Of Bradley’s accomplishments, The New York Times noted in his obituary, “He first ran for mayor in 1969, when the Watts riots of four years earlier were still an open wound in Los Angeles … ‘There wasn’t a lot of flash to him,’ said Dee Dee Myers, a former White House press secretary, who worked for Mr. Bradley in the 1980’s. His enemies always underestimated him, but at the end of the day he was always the last one standing.’’
In April 1992, Bradley decided he would not seek a sixth term following three days of riots, which came after four white police officers were acquitted for beating unarmed motorist Rodney King. Bradley was deeply affected by the riots and, five months later, announced that he would not run for mayor again. ‘’He never really understood it,’’ a friend said, in Bradley’s obituary in The New York Times. “It was a tragedy in his life that you can’t overestimate. It was like he was hit in the stomach with a two-by-four.’’
Eleven years after Bradley became the first African American mayor of Los Angeles, Portsmouth voters elected James Holley III in 1984. This means Holley made history in Portsmouth. The next year, Harold Washington became the first African American mayor of Chicago in 1983.
Washington got things done, the Chicago Sun-Times noted, “Before Washington the city’s infrastructure was falling apart. He passed the largest Neighborhood Bond Ordinance in Chicago’s history to be spent in white as well as minority communities.” The entire city benefitted, in other words. “The city didn’t fall into Lake Michigan, as many whites had feared. Washington proved minorities can rule the city at least as well as whites.”
After Washington collapsed while working at his City Hall desk and died of a heart attack at age 65 in 1987, his funeral route was lined with thousands of Chicagoans.

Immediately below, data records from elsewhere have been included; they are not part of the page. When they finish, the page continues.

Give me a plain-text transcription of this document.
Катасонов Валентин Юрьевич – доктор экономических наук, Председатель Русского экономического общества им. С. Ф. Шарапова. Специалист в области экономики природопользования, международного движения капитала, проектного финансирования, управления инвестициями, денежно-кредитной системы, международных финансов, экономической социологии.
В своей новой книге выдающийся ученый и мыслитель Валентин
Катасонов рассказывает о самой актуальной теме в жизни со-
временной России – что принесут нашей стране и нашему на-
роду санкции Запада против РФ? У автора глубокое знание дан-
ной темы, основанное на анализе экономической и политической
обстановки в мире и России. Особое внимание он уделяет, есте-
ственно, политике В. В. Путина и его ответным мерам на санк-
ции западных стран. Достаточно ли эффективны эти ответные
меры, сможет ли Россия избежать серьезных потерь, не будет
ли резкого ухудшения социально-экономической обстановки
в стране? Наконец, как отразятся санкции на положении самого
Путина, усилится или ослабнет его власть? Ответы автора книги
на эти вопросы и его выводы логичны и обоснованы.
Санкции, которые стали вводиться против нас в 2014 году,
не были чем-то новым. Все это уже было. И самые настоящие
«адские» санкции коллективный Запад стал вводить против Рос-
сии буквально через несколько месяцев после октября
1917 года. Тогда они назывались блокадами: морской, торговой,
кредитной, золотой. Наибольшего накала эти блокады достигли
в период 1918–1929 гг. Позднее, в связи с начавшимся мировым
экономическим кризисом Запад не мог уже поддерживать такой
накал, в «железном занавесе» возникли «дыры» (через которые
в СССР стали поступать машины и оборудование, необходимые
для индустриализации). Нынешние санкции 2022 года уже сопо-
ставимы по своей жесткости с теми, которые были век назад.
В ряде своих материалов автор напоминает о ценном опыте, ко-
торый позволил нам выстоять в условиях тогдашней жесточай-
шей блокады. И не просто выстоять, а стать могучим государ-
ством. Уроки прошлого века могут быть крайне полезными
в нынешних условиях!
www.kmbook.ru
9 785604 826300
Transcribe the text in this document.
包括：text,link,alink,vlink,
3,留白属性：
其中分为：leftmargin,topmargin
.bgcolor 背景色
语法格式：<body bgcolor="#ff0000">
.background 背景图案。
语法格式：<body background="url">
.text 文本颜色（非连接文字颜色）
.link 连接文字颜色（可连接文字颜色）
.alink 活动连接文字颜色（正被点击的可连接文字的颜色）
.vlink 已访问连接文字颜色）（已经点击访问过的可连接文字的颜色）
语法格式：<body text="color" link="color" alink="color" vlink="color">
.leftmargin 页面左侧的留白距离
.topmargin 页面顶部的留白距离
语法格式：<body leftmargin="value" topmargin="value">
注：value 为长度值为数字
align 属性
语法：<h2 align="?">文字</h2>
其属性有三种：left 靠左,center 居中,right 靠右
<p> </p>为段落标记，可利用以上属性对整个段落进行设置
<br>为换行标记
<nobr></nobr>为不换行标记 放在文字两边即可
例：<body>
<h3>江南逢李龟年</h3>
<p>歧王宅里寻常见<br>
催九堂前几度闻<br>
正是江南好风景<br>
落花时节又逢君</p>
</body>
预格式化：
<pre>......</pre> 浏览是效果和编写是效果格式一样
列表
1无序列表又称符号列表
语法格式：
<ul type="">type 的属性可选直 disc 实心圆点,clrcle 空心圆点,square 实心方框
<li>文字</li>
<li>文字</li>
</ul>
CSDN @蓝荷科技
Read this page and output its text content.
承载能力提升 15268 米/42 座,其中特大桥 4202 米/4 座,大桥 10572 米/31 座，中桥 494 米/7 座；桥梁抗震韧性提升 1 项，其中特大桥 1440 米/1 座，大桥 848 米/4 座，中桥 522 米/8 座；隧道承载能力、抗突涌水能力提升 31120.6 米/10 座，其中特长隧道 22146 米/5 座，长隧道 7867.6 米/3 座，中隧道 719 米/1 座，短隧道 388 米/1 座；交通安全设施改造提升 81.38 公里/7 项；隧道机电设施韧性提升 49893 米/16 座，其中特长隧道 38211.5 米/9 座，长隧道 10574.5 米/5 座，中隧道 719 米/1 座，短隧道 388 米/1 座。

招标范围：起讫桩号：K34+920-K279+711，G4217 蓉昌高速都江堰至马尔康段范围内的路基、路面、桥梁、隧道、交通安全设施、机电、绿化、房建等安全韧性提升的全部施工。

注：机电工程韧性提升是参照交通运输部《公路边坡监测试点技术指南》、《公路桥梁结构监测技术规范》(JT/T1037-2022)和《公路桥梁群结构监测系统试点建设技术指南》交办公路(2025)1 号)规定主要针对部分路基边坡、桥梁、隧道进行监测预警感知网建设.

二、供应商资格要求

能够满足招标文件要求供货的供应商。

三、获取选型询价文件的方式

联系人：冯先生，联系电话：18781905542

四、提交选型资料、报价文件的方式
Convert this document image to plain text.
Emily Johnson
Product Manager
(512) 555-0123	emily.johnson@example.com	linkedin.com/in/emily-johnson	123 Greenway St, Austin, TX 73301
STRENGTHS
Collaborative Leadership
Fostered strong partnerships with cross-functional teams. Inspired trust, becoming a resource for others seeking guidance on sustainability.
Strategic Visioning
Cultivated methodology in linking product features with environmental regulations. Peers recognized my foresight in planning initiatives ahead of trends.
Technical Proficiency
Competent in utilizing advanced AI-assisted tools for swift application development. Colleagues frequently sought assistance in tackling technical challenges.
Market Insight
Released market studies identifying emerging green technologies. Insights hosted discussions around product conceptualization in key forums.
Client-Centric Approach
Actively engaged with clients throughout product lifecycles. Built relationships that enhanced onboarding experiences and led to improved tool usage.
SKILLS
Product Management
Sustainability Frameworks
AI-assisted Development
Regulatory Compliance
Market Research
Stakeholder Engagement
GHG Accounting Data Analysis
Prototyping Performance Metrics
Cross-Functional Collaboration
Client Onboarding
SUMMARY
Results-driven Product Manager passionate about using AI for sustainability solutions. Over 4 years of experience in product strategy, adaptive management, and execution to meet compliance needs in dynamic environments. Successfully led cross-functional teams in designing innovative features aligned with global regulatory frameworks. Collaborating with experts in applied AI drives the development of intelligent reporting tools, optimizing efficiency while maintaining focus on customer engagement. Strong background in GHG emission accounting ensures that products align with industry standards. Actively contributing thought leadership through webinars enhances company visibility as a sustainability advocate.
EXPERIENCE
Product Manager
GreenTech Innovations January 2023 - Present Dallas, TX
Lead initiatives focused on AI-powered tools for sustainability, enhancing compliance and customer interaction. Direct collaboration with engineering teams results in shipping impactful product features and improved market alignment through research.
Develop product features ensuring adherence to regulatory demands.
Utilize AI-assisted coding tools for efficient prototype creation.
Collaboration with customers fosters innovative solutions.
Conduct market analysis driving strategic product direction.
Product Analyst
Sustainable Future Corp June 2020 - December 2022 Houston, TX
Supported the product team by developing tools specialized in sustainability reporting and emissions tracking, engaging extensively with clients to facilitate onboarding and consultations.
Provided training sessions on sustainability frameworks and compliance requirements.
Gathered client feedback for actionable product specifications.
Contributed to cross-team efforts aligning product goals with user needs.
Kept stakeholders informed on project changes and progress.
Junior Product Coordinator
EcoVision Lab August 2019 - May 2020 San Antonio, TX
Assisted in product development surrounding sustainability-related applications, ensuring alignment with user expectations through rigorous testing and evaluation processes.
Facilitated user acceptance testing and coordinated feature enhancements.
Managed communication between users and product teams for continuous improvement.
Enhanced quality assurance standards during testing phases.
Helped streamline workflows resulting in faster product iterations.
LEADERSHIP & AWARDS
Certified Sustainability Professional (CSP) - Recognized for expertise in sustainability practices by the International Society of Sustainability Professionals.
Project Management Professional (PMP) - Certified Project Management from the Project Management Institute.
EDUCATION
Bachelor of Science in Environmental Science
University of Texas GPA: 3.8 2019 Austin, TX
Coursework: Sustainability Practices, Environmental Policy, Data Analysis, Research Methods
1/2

Some stood on rooftops, waving goodbye and holding handmade posters “Thank you, Mayor, for fixing our street,’’ read a cardboard sign at the front window of a modest brick house on newly paved Vincennes Avenue. “‘We Love You Mayor Washington,’” said a green crayon poster. Some simply stood and stared, according to news reports. Others wept. Church bells rang throughout Chicago all morning, and the day was declared an official day of mourning by the city. Nearly 4,000 people filled the Christ Universal Temple to pay their last respects to Mayor Washington.
The same year that Washington was elected in Chicago, history was made when Charlotte voters elected Harvey Gantt. Flint voters elected James Sharp.
The problem is Holley made history at many levels. Twice, he held the office of mayor, first from July 1, 1984, to Dec. 15, 1987, and again from July 1996 to July 13, 2010. But voters overwhelmingly voted him out of office, approving his recall by a ratio of greater than 21-1 and making him the first known politician in U.S. history to be recalled twice.
Although news reports show that the recall results against Holley appeared to split starkly along racial lines during the second recall effort, Holley, 83, thanked his supporters after he learned the results. He lingered to speak with his supporters and encouraged them to stay active in politics. He did not accept questions from reporters, according to news reports.
Why do numerous African American mayors encounter tumult, conflict, and chaos? If history is a judge, Holley might have supplied the answer the night was voted out of office for the second time. He told his supporters, “What you and I started 30 years ago, well, we’re not through yet. This was just another distraction, another movement in another direction.”